I’m not going to go down the rabbit hole of specific technical details and features because, for both startups and larger companies, each organization’s needs, priorities, and existing workflows/infrastructure will probably be different than mine. Instead, I’ll simply outline the factors to consider for your specific development scenario.

  1. The dreaded vendor lock-in – I don’t think I need to say much more. We rely on our cloud providers so much that it’s almost inevitable: One day (when prices jump, offerings change, etc.), we’ll have no choice but to pay more – or pay the costs (in time, more than money) associated with migrating to another vendor. In the case of MLOps, this eventuality is truly painful because a lot of experimentation history is saved, and moving it to another tool can sit anywhere between “We can’t do it!” to “OMG, it costs that much?” 

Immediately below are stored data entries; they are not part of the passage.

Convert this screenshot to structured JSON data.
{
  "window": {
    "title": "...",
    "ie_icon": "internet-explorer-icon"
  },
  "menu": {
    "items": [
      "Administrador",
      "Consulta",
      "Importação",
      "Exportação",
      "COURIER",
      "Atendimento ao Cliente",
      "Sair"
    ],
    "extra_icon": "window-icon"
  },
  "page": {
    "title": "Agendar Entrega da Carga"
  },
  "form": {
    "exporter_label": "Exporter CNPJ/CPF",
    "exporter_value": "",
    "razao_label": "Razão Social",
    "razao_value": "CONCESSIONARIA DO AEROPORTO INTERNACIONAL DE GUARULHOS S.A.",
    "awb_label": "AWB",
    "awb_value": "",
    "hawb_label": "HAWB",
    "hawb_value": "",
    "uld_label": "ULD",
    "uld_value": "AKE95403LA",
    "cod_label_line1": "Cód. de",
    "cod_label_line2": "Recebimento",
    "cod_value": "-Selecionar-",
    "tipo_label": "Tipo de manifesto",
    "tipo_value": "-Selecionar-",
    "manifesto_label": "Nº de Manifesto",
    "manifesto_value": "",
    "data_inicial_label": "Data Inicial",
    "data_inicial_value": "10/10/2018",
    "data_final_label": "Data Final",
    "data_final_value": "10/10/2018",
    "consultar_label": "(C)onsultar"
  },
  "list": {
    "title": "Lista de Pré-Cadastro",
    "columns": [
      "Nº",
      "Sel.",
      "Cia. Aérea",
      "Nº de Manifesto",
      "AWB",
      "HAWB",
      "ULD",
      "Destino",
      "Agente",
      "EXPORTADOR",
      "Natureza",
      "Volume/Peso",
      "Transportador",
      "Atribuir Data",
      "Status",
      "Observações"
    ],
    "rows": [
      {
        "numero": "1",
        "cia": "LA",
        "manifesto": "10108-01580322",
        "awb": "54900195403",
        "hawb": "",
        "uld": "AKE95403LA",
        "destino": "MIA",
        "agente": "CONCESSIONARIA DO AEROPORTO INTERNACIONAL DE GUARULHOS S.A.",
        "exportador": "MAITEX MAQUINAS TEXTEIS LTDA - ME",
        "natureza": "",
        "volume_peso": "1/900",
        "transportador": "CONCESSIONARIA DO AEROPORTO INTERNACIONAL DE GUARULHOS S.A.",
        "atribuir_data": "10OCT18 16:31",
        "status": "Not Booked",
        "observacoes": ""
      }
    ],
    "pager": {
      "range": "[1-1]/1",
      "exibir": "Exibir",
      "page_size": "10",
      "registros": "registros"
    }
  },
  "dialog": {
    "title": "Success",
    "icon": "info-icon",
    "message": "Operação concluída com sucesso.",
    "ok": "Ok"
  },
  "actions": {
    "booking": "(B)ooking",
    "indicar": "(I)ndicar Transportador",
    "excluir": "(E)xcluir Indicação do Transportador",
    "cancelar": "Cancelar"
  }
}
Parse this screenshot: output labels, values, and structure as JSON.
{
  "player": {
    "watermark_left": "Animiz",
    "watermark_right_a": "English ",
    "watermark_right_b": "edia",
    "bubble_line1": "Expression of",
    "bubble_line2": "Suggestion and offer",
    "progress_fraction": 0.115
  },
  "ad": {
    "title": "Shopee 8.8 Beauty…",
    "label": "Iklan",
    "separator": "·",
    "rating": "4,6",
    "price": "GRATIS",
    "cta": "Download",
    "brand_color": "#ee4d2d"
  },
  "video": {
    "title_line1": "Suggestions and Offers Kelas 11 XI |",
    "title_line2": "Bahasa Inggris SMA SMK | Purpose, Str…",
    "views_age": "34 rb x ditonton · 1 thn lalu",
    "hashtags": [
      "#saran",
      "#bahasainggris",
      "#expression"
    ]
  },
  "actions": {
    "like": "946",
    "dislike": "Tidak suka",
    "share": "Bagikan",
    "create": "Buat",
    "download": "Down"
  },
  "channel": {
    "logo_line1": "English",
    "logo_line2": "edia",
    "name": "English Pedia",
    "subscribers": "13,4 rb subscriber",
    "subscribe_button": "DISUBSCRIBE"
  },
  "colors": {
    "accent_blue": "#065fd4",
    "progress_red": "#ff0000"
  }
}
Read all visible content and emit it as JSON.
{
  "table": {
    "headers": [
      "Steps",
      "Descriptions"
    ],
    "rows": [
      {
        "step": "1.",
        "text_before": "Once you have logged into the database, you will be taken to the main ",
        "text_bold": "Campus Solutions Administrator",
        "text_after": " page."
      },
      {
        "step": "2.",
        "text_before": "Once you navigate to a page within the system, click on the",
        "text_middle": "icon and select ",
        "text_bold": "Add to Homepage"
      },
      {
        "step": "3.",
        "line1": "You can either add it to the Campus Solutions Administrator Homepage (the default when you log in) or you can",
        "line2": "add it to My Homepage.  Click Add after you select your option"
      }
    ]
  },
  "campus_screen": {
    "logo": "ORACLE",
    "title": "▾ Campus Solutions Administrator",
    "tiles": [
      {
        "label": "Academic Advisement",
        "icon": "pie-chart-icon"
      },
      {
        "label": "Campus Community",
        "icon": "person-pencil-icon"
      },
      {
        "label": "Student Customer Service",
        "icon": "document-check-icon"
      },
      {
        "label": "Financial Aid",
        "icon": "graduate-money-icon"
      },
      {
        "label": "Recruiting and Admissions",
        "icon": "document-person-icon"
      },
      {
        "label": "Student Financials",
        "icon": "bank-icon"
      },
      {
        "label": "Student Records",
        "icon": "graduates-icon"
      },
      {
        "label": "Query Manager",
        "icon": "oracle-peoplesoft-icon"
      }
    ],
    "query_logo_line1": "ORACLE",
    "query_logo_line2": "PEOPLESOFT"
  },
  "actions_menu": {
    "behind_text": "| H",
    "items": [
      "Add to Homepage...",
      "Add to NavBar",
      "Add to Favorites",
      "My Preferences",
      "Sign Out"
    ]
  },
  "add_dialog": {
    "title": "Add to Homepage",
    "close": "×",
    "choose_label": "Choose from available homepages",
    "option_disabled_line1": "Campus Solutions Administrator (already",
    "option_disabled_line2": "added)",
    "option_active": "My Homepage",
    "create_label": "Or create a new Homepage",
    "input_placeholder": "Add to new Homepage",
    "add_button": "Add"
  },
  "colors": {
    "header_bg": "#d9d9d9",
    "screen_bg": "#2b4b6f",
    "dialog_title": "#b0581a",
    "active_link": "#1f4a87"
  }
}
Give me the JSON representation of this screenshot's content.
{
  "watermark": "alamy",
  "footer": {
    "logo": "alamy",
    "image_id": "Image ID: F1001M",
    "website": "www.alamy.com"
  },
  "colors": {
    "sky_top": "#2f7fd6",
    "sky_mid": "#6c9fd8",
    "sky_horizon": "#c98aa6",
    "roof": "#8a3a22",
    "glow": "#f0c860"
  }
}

  2. Base Cost – The initial price quote might not appear as a significant issue at first. You usually don’t start big, and when starting with MLops – like any new field – quick wins are very important. And yes, a cloud infrastructure gives you the flexibility to scale as you need. But long term, for medium-heavy workloads, the cloud is just more expensive. Yes, buying a GPU rig has a high upfront cost, but it returns itself. And I did not even mention managed services like managing Kubernetes clusters or even managing training machines that add a premium on top of the bare hardware cost. From my experience, the ROI is about two years, so this is not a clear financial win.
  3. Hybridity – If you have local machines, the cloud vendor’s offering just doesn’t hack it. If you try this approach, you have to implement and manage the bridge between local machine management and the cloud-based MLOps solution. Yes, it’s doable, but far from ideal. After all, MLOps is here to save us work, not to create more. 
  4. Speed – When cloud providers expand their services, they make a conference out of it 🙂 It’s a long, heavy, gradual process as they develop and roll out new capabilities and features. But when it comes to solving routine, often “tiny” but ridiculously annoying UI problems? That’s rarely a priority, and yeah, it might never happen. Small vendors, at least from my experience, can be much more agile. And heck — If you choose an OSS solution (like the one I use, ClearML), you can modify the code yourself, and even get help from the support team doing so! 

In short, the cloud has a long, long list of benefits for every stakeholder, from the B2C end-user to the mega-corp CTO. But for this one specific dilemma, your cloud vendor may not be the be-all-end-all answer to a technical challenge.